その料亭(A亭)を訪問したのは、秋も深まった季節で、紅葉が美しい小高い山の麓にその料亭は所在した。私が案内された応接室は、それは華やかなものだった。骨董品を見る目がなくとも、それとなく分かる高価なアンティークなソファに座らされ、壁には値段の高そうな絵とその隣には、時のイギリス首相がこの料亭の前で撮影したと思われる写真が飾られていた。やがて、オーナーと名乗る人があらわれた。もう大分高齢の老人で、渡された名刺には「M・K」と印刷されていた。その苗字は日本の旧財閥の名称と同じものだった。

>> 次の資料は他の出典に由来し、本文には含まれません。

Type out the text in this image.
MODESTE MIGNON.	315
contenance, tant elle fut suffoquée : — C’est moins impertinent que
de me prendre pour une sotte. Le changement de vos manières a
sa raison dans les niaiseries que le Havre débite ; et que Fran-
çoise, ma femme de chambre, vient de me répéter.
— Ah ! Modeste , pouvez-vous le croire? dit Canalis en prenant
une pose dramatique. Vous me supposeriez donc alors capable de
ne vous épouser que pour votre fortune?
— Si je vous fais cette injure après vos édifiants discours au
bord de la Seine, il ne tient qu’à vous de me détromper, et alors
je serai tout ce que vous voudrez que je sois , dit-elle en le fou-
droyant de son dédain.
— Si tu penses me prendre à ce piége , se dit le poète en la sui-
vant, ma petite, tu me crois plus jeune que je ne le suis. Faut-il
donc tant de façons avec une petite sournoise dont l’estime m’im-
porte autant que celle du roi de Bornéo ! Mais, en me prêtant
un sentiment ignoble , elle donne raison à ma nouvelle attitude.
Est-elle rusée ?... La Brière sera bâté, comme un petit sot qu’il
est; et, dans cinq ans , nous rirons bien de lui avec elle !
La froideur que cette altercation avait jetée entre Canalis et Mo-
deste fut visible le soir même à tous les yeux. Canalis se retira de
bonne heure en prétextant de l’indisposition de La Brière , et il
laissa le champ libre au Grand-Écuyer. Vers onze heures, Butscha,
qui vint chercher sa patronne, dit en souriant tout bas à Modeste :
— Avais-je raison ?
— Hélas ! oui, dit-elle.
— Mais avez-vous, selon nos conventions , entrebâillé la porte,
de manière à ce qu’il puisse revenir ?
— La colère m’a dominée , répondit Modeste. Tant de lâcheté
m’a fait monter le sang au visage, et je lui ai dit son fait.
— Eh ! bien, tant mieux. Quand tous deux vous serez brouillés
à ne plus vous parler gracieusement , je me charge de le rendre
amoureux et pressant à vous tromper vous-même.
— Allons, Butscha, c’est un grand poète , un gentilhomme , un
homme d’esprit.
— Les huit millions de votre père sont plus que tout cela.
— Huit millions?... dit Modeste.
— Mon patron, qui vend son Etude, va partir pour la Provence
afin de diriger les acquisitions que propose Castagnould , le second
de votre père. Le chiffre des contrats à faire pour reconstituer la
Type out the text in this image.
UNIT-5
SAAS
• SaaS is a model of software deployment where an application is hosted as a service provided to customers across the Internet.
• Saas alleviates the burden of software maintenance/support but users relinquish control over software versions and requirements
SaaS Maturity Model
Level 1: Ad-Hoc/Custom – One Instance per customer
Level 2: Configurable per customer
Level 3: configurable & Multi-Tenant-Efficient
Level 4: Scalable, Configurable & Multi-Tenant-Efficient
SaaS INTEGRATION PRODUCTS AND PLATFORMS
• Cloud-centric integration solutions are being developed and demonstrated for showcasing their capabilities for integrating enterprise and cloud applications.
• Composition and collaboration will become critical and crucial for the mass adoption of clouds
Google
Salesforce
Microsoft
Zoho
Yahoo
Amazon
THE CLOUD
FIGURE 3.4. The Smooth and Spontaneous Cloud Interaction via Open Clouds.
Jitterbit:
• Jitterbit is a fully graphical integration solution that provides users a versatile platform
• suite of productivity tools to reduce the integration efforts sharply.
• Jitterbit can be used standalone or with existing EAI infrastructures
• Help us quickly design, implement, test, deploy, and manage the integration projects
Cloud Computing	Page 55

その老人は、威厳に満ちた顔つきと態度で、私に対し、淡々と、自分がなぜ賃金を支払っていないかを説明し、労働者の不実を責める言葉をひとしきりに述べた。
そして、話の区切りにお茶を一口飲むと、数秒私の顔を見つめていた。そして、突然こんな質問をした。
 「あなたは、額田王(ぬかたのおおきみ)を知っていますか。」
私の頭はこの突拍子もない質問に混乱した。ただ、話を合わせることにした。この質問の解答のヒントについては、偶然数日前に読んだ永井路子氏の著書に書かれていたことを思い出した。
私は答えた。
 「あのー、額田王ですか。壬申の乱の」
その言葉を聞くと、老人の顔つきはすっかり変わり、笑顔満面となり、学生を指導する老教授といった雰囲気になった。そして、自分は額田王の研究をしていると言った。
私はそれに対し、永井路子氏の著述と手塚治虫氏作「火の鳥・太陽篇」でそのことを知ったと説明したところ、老人は、私が額田王を知っていた事実に興奮し、ものすごい勢いで話し出した。